No one gets it. You try to explain and it just can’t be grasped. Anxiety is like a tunnel vision, a foggy lens, a foreign language that only you can understand to the core. It is a vortex of thought that you get sucked deep down into without any escape in sight. Ever try to escape it? It takes so much mental effort to try to “be in the moment.” It is exhausting. It becomes easier to just stay in the mental world you have created of fears, doubts, and what-ifs. It becomes comfortable and familiar. But where does that get you?
In my experience: It got me no where. Not where I wanted to be.
But sometimes there’s a person willing to hear, and open to trying to listen. Sometimes someone special will ask questions, admit misunderstanding and ask for translation but be there, working and supporting anyways. It takes a strong person. It takes a lot of love. It takes a will, a drive, a desire, and a confidence to take a risk. Are you willing? Are you prepared? Do you have the ability to see the panoramic view of how much someone cares despite their struggles? Do you see the emotional pain in their eyes? Take a look into yourself, listen to your heart, understand your dedication to a person, and be happily prepared to go on a journey.

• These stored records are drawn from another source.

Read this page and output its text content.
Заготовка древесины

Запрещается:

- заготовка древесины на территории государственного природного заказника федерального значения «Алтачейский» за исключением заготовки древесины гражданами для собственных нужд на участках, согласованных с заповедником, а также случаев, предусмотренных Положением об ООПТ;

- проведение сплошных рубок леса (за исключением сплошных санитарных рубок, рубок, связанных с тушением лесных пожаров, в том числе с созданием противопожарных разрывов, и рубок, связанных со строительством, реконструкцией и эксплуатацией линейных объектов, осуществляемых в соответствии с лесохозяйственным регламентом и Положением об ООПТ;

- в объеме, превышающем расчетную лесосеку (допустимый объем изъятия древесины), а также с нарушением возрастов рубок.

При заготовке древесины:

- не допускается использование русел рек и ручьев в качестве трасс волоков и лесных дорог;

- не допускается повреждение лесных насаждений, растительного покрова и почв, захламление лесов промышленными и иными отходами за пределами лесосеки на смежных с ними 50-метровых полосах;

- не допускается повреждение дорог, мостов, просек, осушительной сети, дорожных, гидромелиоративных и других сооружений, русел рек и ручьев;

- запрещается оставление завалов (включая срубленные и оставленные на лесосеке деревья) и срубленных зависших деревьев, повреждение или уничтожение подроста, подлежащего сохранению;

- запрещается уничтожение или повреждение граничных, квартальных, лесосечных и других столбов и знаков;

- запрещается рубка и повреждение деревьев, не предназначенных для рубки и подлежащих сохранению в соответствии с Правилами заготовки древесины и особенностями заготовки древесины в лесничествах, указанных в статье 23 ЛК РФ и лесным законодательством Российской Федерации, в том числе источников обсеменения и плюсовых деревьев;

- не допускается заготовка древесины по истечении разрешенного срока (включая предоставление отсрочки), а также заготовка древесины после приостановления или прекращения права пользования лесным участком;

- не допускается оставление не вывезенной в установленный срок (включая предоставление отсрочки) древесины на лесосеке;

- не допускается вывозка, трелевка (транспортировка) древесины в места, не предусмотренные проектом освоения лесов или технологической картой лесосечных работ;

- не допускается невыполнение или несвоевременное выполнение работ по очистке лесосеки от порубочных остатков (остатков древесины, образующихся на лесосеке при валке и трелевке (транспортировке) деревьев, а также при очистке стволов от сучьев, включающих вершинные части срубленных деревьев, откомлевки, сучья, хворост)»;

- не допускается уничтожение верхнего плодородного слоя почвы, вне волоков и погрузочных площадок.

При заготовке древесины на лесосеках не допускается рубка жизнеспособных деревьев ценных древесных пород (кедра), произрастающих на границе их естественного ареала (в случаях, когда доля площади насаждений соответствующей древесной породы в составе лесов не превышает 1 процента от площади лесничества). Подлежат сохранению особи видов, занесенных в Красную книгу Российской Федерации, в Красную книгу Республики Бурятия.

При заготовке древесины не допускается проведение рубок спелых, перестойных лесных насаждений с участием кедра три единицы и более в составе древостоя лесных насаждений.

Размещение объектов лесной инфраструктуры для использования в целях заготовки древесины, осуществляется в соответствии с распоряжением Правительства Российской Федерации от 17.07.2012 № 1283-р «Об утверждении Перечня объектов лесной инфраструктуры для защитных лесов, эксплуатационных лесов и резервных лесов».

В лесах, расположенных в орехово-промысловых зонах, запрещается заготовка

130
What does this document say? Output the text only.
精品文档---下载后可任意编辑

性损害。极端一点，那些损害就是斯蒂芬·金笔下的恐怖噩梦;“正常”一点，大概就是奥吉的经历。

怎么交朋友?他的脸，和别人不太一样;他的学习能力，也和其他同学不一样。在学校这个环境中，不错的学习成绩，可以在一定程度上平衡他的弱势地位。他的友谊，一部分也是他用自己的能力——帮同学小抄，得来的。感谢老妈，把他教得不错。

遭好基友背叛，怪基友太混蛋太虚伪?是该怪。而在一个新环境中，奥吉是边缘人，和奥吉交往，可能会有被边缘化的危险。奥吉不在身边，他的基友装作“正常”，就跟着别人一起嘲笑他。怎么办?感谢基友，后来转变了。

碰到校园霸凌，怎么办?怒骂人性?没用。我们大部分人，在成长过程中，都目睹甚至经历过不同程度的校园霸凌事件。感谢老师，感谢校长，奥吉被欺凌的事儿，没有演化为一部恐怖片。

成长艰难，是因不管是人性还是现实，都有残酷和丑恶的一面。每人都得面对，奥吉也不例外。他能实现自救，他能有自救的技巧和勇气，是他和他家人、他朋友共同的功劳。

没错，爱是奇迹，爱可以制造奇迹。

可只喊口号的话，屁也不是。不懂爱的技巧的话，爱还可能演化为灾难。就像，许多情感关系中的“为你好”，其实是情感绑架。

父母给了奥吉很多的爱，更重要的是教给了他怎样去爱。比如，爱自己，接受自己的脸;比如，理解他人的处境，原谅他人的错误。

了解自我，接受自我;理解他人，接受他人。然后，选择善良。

I know it’s hard. I know you care. I know you want to try but it just seems easier not to. It is not easy to listen to someone with anxiety, put emotional energy into someone with depression, and allay the fears of someone with other mental health issues. But guess what? That person you love, isn’t their mental health struggles. It is the person you love for who they are. See past it. See through it. Love that part too. Don’t give up when it gets to be too much. It is easy to let their doubt and your uneasiness be a reason to leave. But leaving is only a way to escape hurt and pain of not knowing how to help, what will happen next, and how to build something together. Your heart is on the line and you don’t like that feeling especially with someone who seems less stable than you, and has ups and downs. But that person is hurting. Hurting so badly. It is so painful to fight yourself, your feelings, your desires, and your truths. Leaving, for you, is an escape. A cop out. It says, “I don’t know how to handle this. I don’t know if I can handle this. It hurts too much and there is too much risk. I gotta find someone I care about who might be easier.” But it won’t match up. It cannot. No matter how much you try. It just isn’t the same.
So what are you gonna do? Deny your heart and try to feel that way again, or help that person believe they are worthy and you are strong enough and in love enough to desire to take the journey together?